Con: A Needless Accommodation
With higher education already facing criticism that it is beholden to big-time sports, Josephine T. Potuto, a University of Nebraska law professor andN.C.A.A. faculty representative, worries that a sports major would be another example of the tail wagging the dog. “There comes a point when you are turning higher education into a pretzel to accommodate the high-revenue, fan attention-grabbing two sports,” she said.
A major sticking point is the illustrious history of academic fraud that long predates the University of North Carolina scandal. Dexter Manley, a former Oklahoma State defensive end, told a Senate committee in 1989 that he wasfunctionally illiterate during college. A smattering of universities used to offer courses entitled “Varsity Basketball” or “Varsity Football,” graded on attendance. Coach Bill Snyder of Kansas State — surprise — gave nearly all his players an A, and Jim Harrick Jr. was fired as assistant basketball coach of the University of Georgia; one of the reasons was a final exam he gave to his “Coaching Principles and Strategies of Basketball” class with multiple-choice questions like “How many points does a 3-point field goal account for?”
Currently, 20 colleges are being investigated by the N.C.A.A. on suspicion of academic fraud, according to a report last month in The Chronicle of Higher Education.
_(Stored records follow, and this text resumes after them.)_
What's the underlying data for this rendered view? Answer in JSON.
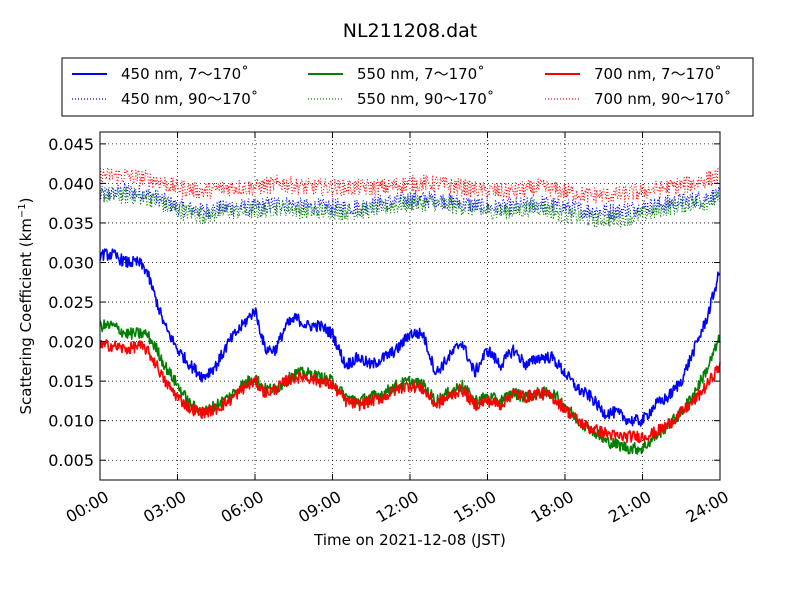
{
  "chart_data": {
    "type": "line",
    "title": "NL211208.dat",
    "xlabel": "Time on 2021-12-08 (JST)",
    "ylabel": "Scattering Coefficient (km",
    "ylabel_superscript": "−1",
    "ylabel_tail": ")",
    "xlim_hours": [
      0,
      24
    ],
    "ylim": [
      0.0025,
      0.0465
    ],
    "grid": true,
    "legend_placement": "top, outside plot",
    "x_ticks": [
      "00:00",
      "03:00",
      "06:00",
      "09:00",
      "12:00",
      "15:00",
      "18:00",
      "21:00",
      "24:00"
    ],
    "y_ticks": [
      "0.005",
      "0.010",
      "0.015",
      "0.020",
      "0.025",
      "0.030",
      "0.035",
      "0.040",
      "0.045"
    ],
    "series": [
      {
        "name": "450 nm, 7～170˚",
        "color": "#0000ff",
        "style": "solid",
        "x_hours": [
          0,
          0.5,
          1,
          1.5,
          1.8,
          2.2,
          2.5,
          3.0,
          3.5,
          4.0,
          4.5,
          5.0,
          5.5,
          6.0,
          6.4,
          6.8,
          7.2,
          7.6,
          8.0,
          8.5,
          9.0,
          9.5,
          10.0,
          10.5,
          11.0,
          11.5,
          12.0,
          12.5,
          13.0,
          13.5,
          14.0,
          14.5,
          15.0,
          15.5,
          16.0,
          16.5,
          17.0,
          17.5,
          18.0,
          18.5,
          19.0,
          19.5,
          20.0,
          20.5,
          21.0,
          21.5,
          22.0,
          22.5,
          23.0,
          23.5,
          24.0
        ],
        "values": [
          0.031,
          0.031,
          0.03,
          0.03,
          0.029,
          0.025,
          0.022,
          0.019,
          0.017,
          0.0155,
          0.017,
          0.02,
          0.022,
          0.024,
          0.019,
          0.019,
          0.022,
          0.023,
          0.022,
          0.022,
          0.021,
          0.017,
          0.018,
          0.017,
          0.018,
          0.019,
          0.021,
          0.021,
          0.016,
          0.018,
          0.02,
          0.016,
          0.019,
          0.017,
          0.019,
          0.017,
          0.018,
          0.018,
          0.016,
          0.014,
          0.013,
          0.011,
          0.011,
          0.01,
          0.01,
          0.012,
          0.013,
          0.015,
          0.019,
          0.023,
          0.029
        ]
      },
      {
        "name": "550 nm, 7～170˚",
        "color": "#008000",
        "style": "solid",
        "x_hours": [
          0,
          0.5,
          1,
          1.5,
          1.8,
          2.2,
          2.5,
          3.0,
          3.5,
          4.0,
          4.5,
          5.0,
          5.5,
          6.0,
          6.4,
          6.8,
          7.2,
          7.6,
          8.0,
          8.5,
          9.0,
          9.5,
          10.0,
          10.5,
          11.0,
          11.5,
          12.0,
          12.5,
          13.0,
          13.5,
          14.0,
          14.5,
          15.0,
          15.5,
          16.0,
          16.5,
          17.0,
          17.5,
          18.0,
          18.5,
          19.0,
          19.5,
          20.0,
          20.5,
          21.0,
          21.5,
          22.0,
          22.5,
          23.0,
          23.5,
          24.0
        ],
        "values": [
          0.022,
          0.022,
          0.021,
          0.021,
          0.021,
          0.019,
          0.017,
          0.0145,
          0.012,
          0.011,
          0.012,
          0.013,
          0.0145,
          0.0155,
          0.014,
          0.014,
          0.015,
          0.016,
          0.016,
          0.0155,
          0.015,
          0.013,
          0.0125,
          0.013,
          0.0135,
          0.0145,
          0.015,
          0.0145,
          0.0125,
          0.0135,
          0.0145,
          0.0125,
          0.013,
          0.0125,
          0.0135,
          0.013,
          0.0135,
          0.0135,
          0.012,
          0.01,
          0.009,
          0.0075,
          0.007,
          0.0065,
          0.0065,
          0.008,
          0.0095,
          0.011,
          0.0135,
          0.0165,
          0.0205
        ]
      },
      {
        "name": "700 nm, 7～170˚",
        "color": "#ff0000",
        "style": "solid",
        "x_hours": [
          0,
          0.5,
          1,
          1.5,
          1.8,
          2.2,
          2.5,
          3.0,
          3.5,
          4.0,
          4.5,
          5.0,
          5.5,
          6.0,
          6.4,
          6.8,
          7.2,
          7.6,
          8.0,
          8.5,
          9.0,
          9.5,
          10.0,
          10.5,
          11.0,
          11.5,
          12.0,
          12.5,
          13.0,
          13.5,
          14.0,
          14.5,
          15.0,
          15.5,
          16.0,
          16.5,
          17.0,
          17.5,
          18.0,
          18.5,
          19.0,
          19.5,
          20.0,
          20.5,
          21.0,
          21.5,
          22.0,
          22.5,
          23.0,
          23.5,
          24.0
        ],
        "values": [
          0.0195,
          0.0195,
          0.019,
          0.0195,
          0.019,
          0.017,
          0.015,
          0.013,
          0.0115,
          0.011,
          0.0115,
          0.0125,
          0.014,
          0.015,
          0.0135,
          0.014,
          0.015,
          0.0155,
          0.0155,
          0.015,
          0.0145,
          0.0125,
          0.012,
          0.0125,
          0.013,
          0.014,
          0.0145,
          0.014,
          0.012,
          0.013,
          0.014,
          0.012,
          0.0125,
          0.012,
          0.0135,
          0.013,
          0.0135,
          0.013,
          0.0115,
          0.01,
          0.009,
          0.0085,
          0.008,
          0.008,
          0.008,
          0.0085,
          0.0095,
          0.011,
          0.0125,
          0.0145,
          0.017
        ]
      },
      {
        "name": "450 nm, 90～170˚",
        "color": "#0000ff",
        "style": "dotted",
        "x_hours": [
          0,
          1,
          2,
          3,
          4,
          5,
          6,
          7,
          8,
          9,
          10,
          11,
          12,
          13,
          14,
          15,
          16,
          17,
          18,
          19,
          20,
          21,
          22,
          23,
          24
        ],
        "values": [
          0.0385,
          0.039,
          0.0385,
          0.037,
          0.0365,
          0.037,
          0.037,
          0.0375,
          0.037,
          0.037,
          0.037,
          0.0375,
          0.038,
          0.038,
          0.0375,
          0.037,
          0.037,
          0.0375,
          0.037,
          0.0365,
          0.0365,
          0.037,
          0.0375,
          0.038,
          0.0385
        ]
      },
      {
        "name": "550 nm, 90～170˚",
        "color": "#008000",
        "style": "dotted",
        "x_hours": [
          0,
          1,
          2,
          3,
          4,
          5,
          6,
          7,
          8,
          9,
          10,
          11,
          12,
          13,
          14,
          15,
          16,
          17,
          18,
          19,
          20,
          21,
          22,
          23,
          24
        ],
        "values": [
          0.0385,
          0.0385,
          0.038,
          0.0365,
          0.036,
          0.0365,
          0.0365,
          0.037,
          0.0365,
          0.0365,
          0.0365,
          0.037,
          0.0375,
          0.0375,
          0.037,
          0.0365,
          0.0365,
          0.037,
          0.036,
          0.0355,
          0.0355,
          0.036,
          0.037,
          0.0375,
          0.038
        ]
      },
      {
        "name": "700 nm, 90～170˚",
        "color": "#ff0000",
        "style": "dotted",
        "x_hours": [
          0,
          1,
          2,
          3,
          4,
          5,
          6,
          7,
          8,
          9,
          10,
          11,
          12,
          13,
          14,
          15,
          16,
          17,
          18,
          19,
          20,
          21,
          22,
          23,
          24
        ],
        "values": [
          0.041,
          0.041,
          0.0405,
          0.0395,
          0.039,
          0.0395,
          0.0395,
          0.04,
          0.0395,
          0.0395,
          0.0395,
          0.0395,
          0.04,
          0.04,
          0.0395,
          0.039,
          0.039,
          0.0395,
          0.039,
          0.0385,
          0.0385,
          0.039,
          0.0395,
          0.04,
          0.041
        ]
      }
    ]
  }
}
Given the billions of dollars pumping through the highest levels of college sports and the pressures to win, “football for credit could be ground zero for majoring in eligibility,” said Ramogi Huma, who as president of the College Athletes Players Association helped Northwestern foot-ball players file a successful petition to unionize last year.
Naysayers also note that if you want to make a career in sports, there are already ways to do it.
A perusal of West Virginia University’s academic handbook reveals a major in coaching education for those who hope to make it a profession. Nebraska offers a coaching minor. Alabama has a physical education degree tailored to players who plan to coach one day. There are exercise science, nutrition and kinesiology concentrations at schools across the country.
According to a Pittsburgh Post-Gazette analysis last year of the top 25 football and men’s basketball teams, players tend to cluster in fitness studies (other popular majors are gender studies, communications, interdisciplinary studies and sociology).
Mary Willingham, a former academic adviser at North Carolina, blew the whistle on the fraudulent classes there. Essentially, she said, Chapel Hill had been allowing athletes to major in sports because their academics had been a sham.
“Kids came out working at Target on the third shift or power washing houses,” she said. “A piece of paper that says ‘football degree’ wouldn’t change that. It’s not helping them get jobs.”